Dr. O’Bryan-Tear obtained his MD degree from the Universities of Cambridge and London and trained in internal medicine in the UK. He joined the pharmaceutical industry in 1986 where he has spent 30 years in clinical development, medical management and commercial roles. He has held senior leadership roles in large and small pharmaceutical and biotechnology companies in both the US and Europe and has been involved in multiple product approvals. In 2009 he became Chief Medical Officer of Algeta ASA, a listed Norwegian biotechnology company developing a radiopharmaceutical for prostate cancer, which was launched worldwide in 2013. Since 2014, Dr. O’Bryan-Tear has been a retained adviser to a number of US and European biotechnology companies.

Oliver Sartor, MD

Dr. Sartor is a medical oncologist with a special focus on prostate cancer over the past 28 years, and is the Laborde Professor for Cancer Research, Medical Director of the Tulane Cancer Center, and Assistant Dean for Oncology at Tulane University School of Medicine in New Orleans.

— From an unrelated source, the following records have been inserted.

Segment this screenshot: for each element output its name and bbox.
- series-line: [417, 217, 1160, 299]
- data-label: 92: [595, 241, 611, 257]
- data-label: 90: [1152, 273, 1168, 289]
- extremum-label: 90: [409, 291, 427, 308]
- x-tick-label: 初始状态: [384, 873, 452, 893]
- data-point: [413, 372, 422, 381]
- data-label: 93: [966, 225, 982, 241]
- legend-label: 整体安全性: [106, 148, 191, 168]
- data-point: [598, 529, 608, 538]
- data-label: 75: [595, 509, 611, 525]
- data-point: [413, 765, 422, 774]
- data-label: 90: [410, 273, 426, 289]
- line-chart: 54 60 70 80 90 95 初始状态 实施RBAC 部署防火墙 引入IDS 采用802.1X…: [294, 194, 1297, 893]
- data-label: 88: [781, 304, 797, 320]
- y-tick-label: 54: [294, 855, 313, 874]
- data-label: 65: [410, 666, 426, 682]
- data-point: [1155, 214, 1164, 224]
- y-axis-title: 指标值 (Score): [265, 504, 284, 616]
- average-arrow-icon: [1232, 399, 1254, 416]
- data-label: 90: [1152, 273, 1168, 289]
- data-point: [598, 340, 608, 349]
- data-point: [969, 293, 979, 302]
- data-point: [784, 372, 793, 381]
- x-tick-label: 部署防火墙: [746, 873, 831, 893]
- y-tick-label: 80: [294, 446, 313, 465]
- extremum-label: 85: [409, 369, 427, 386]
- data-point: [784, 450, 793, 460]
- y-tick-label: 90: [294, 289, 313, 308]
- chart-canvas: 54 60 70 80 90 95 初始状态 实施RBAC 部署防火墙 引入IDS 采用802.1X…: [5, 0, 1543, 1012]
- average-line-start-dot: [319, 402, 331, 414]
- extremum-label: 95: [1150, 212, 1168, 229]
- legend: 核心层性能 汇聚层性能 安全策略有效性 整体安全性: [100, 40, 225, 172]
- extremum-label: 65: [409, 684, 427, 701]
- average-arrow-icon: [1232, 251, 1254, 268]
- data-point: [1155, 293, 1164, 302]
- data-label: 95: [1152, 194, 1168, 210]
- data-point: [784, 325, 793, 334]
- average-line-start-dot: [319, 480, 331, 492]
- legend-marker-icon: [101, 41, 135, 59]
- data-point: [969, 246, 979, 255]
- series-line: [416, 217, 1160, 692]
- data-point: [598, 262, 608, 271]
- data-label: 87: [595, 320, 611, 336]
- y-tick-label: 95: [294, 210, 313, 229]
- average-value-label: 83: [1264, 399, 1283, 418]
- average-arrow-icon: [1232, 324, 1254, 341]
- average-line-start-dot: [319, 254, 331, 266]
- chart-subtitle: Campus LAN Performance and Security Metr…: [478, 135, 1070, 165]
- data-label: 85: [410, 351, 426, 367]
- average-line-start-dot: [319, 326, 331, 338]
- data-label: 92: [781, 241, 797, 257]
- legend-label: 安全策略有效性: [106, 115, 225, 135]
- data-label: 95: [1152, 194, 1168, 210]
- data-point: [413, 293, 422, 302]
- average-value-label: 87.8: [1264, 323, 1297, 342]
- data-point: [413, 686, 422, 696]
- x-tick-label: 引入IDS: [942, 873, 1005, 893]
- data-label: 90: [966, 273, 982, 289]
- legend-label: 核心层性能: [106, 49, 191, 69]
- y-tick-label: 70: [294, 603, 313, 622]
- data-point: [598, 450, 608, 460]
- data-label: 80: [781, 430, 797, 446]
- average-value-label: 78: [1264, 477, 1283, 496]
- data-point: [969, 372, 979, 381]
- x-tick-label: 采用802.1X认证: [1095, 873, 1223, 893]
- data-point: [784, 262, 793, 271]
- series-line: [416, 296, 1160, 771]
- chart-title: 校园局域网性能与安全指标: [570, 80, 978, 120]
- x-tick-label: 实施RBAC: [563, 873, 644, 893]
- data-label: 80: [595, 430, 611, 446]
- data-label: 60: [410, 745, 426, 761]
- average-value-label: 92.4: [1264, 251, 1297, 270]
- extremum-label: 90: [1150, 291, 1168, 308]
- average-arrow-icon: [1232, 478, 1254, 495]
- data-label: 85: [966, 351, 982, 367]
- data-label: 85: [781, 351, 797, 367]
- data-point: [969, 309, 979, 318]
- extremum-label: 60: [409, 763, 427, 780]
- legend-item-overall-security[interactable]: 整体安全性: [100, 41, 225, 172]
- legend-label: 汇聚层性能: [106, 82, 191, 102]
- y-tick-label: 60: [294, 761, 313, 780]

Dr. Sartor has published over 300 peer-reviewed publications and has over 20,000 citations. He has lectured widely, giving lectures on prostate cancer in 34 countries. Dr. Sartor has been a primary investigator (PI) or co-PI on multiple national and international advanced prostate cancer trials including those pivotal trial for FDA approval with samarium-153 EDTMP, cabazitaxel, and radium-223. In addition, he is currently Medical Oncology Chair of the NRG GU committee, a member of the Board of Scientific Counselors (Clinical and Epidemiology) at the National Cancer Institute, and Editor-in-Chief of the journal Clinical Genitourinary Cancer, published by Elsevier. Previously he served as Chairman of the Prostate Cancer Integration Panel for the U.S. Department of Defense. He has been Chair of five Data Monitoring Committees for Phase 3 trials that lead to FDA approval. He has served on numerous guideline and consensus committees over the years.

Geoffrey Shapiro, MD, PhD

Dr. Shapiro is Professor of Medicine at the Dana-Farber Cancer Institute, where he is Director of the Early Drug Development Center, Clinical Director of the Center for DNA Damage and Repair and co-Leader of the Dana-Farber/Harvard Cancer Center Program in Developmental Therapeutics. He is a recognized leader in Phase 1 anti-cancer drug development, where he has focused on translational and clinical research of inhibitors of the cancer cell cycle, signal transduction and DNA repair. His findings have informed the development of these agents as monotherapies and have translated into mechanistically based combinatorial strategies.